Deadly infighting: Warring Taliban factions cease fire

TTP intermediary says jirga brokered truce .


Shaiq Hussain/mureeb Mohmand April 13, 2014
Taliban intermediary Maulana Yousaf Shah. PHOTO: CPS

SHABQADAR/ ISLAMABAD:


Infighting in the Tehreek-e-Taliban Pakistan (TTP), which has claimed dozens of lives over the week, has come to an end, Taliban intermediary Maulana Yousaf Shah said on Saturday. 


Bloody clashes erupted between Waliur Rahman Group, led by Khan Said alias Sajna, and Hakimullah Group, led by Shehryar Mehsud, on Monday in South Waziristan Agency and quickly escalated to neighbouring North Waziristan and Tank district of Khyber-Pakhtunkhwa. According to independent sources, 43 fighters from both sides have been killed so far.

“A jirga has brokered peace between the two groups. The two sides have settled their differences and ended hostilities,” Maulana Yousaf Shah, the coordinator of the TTP intermediary committee, told reporters in Shabqadar.



However, sources told Daily Express that the two groups have only agreed on a one-month ceasefire and that the Haqqani Network played a key role in brokering the truce. On the other hand, senior Taliban leader Azam Tariq blamed the media for ‘exaggerating the Taliban infighting’.

Sources also told Daily Express that the warring groups have serious differences on the peace talks with the government and it would take some time to bring them on the same page vis-à-vis peace dialogue.

But Maulana Yousaf Shah denied any such split. “There are no differences among the Taliban groups over peace talks with the government,” he said. “All of them want the peace dialogue to be successful.”

Sources said the Taliban infighting was the main reason for the delay in the TTP Shura meeting. However, a government negotiator said that there were other reasons as well.



“The Taliban are calling for the release of their non-combatant prisoners – but the process has stopped following the release of some prisoners,” the government negotiator told Daily Express on the condition of anonymity. “Similarly, the demand for a ‘peace zone’ is also not acceptable to the government.” This, he said, might have put the TTP in a quandary.

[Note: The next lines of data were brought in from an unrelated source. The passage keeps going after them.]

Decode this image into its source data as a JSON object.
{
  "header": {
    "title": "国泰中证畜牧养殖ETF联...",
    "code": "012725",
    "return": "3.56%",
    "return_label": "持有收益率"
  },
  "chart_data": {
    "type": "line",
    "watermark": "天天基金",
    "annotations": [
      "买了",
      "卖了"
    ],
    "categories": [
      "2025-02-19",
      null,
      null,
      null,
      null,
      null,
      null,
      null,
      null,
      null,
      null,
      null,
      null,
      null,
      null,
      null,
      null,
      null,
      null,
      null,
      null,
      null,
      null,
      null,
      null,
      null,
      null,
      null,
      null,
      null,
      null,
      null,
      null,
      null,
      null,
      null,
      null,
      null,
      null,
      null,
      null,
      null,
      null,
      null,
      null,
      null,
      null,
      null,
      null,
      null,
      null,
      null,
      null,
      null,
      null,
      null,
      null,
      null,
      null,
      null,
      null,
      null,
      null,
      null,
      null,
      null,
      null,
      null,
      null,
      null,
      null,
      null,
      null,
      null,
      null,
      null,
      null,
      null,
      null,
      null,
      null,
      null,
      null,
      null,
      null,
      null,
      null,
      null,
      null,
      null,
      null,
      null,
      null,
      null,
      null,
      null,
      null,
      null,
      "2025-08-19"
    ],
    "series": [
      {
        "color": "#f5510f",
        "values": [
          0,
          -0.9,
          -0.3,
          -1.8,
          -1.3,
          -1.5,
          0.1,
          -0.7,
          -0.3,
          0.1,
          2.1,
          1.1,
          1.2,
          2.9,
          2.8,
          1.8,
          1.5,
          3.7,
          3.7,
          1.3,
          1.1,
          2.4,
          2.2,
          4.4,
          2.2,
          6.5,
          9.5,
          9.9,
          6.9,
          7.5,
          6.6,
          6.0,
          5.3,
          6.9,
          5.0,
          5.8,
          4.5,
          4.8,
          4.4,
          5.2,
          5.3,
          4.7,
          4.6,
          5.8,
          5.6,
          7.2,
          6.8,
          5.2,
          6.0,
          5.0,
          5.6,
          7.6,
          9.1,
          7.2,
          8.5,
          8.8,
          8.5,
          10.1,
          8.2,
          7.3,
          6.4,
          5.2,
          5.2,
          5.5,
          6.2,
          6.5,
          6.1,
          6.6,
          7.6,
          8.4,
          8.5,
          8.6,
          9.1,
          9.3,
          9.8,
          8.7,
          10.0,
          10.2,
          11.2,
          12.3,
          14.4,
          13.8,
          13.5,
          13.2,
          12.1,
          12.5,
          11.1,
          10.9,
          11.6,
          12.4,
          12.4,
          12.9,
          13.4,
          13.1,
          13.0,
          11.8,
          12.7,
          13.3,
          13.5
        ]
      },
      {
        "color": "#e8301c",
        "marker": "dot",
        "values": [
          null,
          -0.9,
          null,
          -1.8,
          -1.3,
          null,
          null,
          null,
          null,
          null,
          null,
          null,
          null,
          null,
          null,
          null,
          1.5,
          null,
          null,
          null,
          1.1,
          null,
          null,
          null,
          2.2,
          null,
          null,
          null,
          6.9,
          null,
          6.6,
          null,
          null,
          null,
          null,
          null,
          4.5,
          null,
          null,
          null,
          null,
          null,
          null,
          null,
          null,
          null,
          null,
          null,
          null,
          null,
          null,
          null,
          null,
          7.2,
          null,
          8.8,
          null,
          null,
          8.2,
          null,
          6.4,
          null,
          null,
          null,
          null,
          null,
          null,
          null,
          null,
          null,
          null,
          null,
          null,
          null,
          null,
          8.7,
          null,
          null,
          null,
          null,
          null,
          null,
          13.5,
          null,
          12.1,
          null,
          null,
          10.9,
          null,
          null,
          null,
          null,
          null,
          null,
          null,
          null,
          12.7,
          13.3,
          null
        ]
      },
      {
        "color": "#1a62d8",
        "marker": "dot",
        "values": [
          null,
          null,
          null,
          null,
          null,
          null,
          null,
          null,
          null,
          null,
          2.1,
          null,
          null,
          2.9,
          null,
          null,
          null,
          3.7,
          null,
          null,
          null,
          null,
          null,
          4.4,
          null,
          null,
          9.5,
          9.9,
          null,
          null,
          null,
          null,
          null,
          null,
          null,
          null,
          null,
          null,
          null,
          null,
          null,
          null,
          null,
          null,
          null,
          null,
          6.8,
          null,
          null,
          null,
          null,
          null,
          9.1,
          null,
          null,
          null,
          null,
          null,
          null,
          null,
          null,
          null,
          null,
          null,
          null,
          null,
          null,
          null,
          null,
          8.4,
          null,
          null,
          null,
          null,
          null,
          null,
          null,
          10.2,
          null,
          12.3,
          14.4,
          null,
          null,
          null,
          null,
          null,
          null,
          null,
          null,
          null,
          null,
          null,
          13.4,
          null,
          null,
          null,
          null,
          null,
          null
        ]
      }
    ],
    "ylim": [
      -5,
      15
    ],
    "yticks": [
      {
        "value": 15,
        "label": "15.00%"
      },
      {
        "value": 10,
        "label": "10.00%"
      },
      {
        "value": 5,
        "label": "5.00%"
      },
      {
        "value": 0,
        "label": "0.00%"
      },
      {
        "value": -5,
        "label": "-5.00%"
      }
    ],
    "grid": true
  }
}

Another government negotiator, Rustam Shah Mohmand, confirmed that there was a deadlock in the peace process. “There is very little hope this deepening impasse will break anytime soon,” he told Daily Express.

Taliban intermediary Maulana Yousaf Shah, however, insisted that the talks were on track. “There is no deadlock in the peace talks,” he said. “The negotiations are a time consuming process,” he said and called upon observers to show ‘patience’ in this regard.

About the second face-to-face meeting between the TTP Political Shura and the government negotiators, Shah said it was delayed for other reasons.

“I’m in close contact with members of both the Taliban and government negotiators… both [government officials and the TTP Shura members] have been busy,” he said, adding that the time and place for the second meeting would be finalised in the next two days. However, he urged both sides to prepare their agenda before the face-to-face meeting.

He expressed hope that the ceasefire announced by the Taliban – which officially expired recently – would remain in place till the conclusion of the peace process.

Maulana Yousaf Shah dismissed reports of a rift between the government and the military over the Taliban talks as ‘baseless’. “Like the Taliban, the government and the military are on the same page, and want peace talks to succeed,” he added.


Published in The Express Tribune, April 13th, 2014.